Which brings me (somehow) to the conclusion that the English are sensible people.
Of course, I'm talking about the PEOPLE, not their goofy government which is basically socialist. I mean let's be fair here; what would you be able to say good about Americans if you judged us by OUR government? See what I mean?
A great example of English sensibleness is their celebrity worship, which is the art and science of paying an inordinate amount of attention to famous people and their doings and a sad fact of modern life in the so-called Western world.
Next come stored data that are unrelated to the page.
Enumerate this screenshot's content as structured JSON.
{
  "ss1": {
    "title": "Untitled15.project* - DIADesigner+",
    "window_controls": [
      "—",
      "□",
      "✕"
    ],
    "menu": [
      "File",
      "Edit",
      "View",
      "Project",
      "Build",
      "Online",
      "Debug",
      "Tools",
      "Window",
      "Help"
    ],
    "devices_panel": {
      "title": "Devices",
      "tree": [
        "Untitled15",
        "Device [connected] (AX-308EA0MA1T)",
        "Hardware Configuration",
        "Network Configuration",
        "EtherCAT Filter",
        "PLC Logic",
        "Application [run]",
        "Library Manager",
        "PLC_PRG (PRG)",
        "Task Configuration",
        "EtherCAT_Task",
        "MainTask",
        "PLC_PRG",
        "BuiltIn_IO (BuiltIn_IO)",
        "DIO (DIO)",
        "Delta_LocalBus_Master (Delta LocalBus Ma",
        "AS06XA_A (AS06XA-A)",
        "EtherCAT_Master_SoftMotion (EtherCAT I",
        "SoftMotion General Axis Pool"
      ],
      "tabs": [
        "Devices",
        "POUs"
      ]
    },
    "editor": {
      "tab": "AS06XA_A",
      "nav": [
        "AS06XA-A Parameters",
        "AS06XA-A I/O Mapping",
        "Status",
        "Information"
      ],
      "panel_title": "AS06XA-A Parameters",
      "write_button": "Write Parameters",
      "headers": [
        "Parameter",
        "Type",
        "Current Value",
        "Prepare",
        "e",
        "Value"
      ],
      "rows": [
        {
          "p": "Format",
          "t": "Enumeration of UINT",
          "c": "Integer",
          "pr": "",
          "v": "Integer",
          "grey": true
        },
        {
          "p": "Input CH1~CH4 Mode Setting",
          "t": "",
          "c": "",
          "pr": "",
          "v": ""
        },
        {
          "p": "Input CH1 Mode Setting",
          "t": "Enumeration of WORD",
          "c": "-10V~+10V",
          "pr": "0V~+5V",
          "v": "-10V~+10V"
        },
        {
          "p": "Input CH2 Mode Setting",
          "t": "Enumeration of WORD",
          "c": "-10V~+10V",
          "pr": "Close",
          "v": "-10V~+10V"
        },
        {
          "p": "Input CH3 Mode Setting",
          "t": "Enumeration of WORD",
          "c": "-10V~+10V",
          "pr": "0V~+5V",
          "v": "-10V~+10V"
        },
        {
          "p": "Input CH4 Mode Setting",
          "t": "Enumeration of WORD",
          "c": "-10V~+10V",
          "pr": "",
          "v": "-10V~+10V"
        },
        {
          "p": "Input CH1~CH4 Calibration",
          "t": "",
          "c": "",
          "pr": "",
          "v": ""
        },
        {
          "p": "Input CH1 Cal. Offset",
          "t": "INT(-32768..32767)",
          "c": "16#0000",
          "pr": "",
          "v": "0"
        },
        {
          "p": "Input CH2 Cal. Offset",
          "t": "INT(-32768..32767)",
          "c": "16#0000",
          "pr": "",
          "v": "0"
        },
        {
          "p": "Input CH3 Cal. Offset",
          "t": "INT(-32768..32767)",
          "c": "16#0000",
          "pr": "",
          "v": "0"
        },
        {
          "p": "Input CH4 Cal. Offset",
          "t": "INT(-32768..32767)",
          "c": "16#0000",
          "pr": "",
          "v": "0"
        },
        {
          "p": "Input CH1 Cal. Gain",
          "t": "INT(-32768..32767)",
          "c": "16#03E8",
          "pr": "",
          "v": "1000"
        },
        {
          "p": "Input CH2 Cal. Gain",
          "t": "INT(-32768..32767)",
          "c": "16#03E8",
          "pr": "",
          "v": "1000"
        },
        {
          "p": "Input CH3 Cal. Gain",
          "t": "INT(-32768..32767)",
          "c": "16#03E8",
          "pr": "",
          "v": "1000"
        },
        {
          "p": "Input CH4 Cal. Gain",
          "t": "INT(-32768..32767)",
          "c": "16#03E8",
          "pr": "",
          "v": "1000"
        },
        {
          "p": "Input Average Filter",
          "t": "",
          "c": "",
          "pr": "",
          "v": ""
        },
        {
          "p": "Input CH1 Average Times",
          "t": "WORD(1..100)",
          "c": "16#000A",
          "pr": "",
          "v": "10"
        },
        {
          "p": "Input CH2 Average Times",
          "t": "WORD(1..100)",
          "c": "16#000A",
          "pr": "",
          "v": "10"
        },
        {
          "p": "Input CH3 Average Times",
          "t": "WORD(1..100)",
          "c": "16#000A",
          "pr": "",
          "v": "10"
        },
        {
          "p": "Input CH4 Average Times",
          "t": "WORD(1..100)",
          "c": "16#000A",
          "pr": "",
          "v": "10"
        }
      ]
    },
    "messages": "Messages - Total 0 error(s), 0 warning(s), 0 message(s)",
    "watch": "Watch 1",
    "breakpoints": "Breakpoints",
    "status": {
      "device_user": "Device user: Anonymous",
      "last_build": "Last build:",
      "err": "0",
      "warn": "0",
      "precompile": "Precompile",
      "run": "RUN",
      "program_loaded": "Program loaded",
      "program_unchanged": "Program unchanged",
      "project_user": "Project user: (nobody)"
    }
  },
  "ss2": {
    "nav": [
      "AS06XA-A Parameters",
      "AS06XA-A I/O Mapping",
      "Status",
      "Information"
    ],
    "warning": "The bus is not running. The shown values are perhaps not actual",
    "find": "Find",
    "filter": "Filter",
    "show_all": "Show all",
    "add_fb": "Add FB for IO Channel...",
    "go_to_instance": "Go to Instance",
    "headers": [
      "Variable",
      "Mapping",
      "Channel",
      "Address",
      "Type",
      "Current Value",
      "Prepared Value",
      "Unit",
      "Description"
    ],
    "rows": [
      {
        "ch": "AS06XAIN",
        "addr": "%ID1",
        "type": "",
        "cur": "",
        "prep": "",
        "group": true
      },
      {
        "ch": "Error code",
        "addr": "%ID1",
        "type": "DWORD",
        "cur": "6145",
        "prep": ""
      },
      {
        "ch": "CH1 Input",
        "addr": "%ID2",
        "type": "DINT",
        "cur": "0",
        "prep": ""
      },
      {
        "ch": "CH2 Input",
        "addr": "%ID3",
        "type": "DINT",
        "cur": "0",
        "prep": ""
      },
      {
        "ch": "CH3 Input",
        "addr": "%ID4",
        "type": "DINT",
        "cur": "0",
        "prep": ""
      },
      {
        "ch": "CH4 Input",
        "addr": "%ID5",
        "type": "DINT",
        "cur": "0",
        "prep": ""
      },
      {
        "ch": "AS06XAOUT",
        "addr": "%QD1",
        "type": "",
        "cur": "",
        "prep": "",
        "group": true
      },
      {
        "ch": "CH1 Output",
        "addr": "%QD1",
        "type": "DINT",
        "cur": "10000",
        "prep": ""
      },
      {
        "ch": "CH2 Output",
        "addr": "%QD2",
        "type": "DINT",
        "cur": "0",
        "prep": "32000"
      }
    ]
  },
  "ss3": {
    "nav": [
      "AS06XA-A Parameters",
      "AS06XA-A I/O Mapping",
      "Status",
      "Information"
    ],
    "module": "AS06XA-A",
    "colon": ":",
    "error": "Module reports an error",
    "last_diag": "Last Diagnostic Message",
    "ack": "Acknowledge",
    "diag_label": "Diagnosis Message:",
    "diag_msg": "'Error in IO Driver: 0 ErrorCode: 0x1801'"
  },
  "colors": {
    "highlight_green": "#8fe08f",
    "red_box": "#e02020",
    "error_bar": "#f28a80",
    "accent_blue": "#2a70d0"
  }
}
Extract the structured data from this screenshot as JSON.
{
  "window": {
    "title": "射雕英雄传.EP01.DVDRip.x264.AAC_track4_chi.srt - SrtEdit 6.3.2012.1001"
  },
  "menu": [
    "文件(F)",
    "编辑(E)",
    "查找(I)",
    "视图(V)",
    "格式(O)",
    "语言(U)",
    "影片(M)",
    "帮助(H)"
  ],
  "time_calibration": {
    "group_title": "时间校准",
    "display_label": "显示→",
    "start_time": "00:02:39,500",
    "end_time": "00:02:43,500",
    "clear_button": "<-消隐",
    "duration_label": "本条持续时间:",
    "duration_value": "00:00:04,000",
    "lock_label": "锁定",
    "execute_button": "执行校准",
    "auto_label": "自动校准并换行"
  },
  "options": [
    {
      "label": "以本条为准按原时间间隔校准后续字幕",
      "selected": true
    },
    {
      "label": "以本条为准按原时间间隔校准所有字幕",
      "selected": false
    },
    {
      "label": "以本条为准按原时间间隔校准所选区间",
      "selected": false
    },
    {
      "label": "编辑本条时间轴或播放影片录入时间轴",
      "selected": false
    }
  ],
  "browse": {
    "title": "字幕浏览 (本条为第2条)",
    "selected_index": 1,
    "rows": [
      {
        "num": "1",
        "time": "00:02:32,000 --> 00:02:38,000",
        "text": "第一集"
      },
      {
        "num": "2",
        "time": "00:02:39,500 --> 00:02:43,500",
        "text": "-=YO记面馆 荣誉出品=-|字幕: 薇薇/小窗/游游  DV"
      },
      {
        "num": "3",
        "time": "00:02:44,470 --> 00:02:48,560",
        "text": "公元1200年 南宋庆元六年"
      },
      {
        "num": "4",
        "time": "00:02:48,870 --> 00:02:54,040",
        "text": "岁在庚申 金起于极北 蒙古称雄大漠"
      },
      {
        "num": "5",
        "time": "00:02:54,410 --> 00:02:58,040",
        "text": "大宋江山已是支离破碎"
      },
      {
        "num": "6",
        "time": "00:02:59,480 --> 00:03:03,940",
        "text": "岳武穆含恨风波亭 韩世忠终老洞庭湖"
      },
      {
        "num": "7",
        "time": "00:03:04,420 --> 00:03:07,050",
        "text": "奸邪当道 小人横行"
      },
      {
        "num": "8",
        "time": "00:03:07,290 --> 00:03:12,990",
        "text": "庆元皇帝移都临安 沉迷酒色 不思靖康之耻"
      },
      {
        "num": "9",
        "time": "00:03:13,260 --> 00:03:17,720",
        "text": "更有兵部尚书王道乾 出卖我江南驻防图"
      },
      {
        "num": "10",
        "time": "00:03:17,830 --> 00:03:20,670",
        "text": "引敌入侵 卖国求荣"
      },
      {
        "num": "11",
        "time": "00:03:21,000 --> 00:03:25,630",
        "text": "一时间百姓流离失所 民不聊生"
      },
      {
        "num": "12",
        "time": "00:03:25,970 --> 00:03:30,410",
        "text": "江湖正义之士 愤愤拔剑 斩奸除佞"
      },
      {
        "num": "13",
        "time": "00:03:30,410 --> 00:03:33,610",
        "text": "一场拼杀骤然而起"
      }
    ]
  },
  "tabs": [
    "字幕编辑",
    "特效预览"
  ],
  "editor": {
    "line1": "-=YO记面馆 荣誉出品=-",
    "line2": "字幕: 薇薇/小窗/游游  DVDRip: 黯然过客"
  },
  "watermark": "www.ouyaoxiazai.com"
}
The English are mad about "The Royals." This includes the queen and her vast brood of kinfolk, though it is mostly the younger ones who cause all the fuss. These are REAL people, not manufactured ones like the movie and tv stars our entertainment biz cranks out over here and seem to fade in and out of the public eye using a literal version of Andy Warhol's "fifteen minute" time frame.
The Royals are a real English family with an extensive history. They've gone mad, engaged in love affairs, had their heads chopped off and other interesting things, all quite publicly and all while keeping a stiff upper lip. Can you imagine Paris Hilton facing the headsman's block?
The thing is: the English train these celebrities for the job. Over here, it's just have one hit record and "you're famous, son." No wonder our celebrities behave poorly in the spotlight, pitching tantrums and paparrazzi and all. It's too much pressure being famous. I couldn't do it. Could you?
So, to sum up: good job. John Calvin. You made the right choice!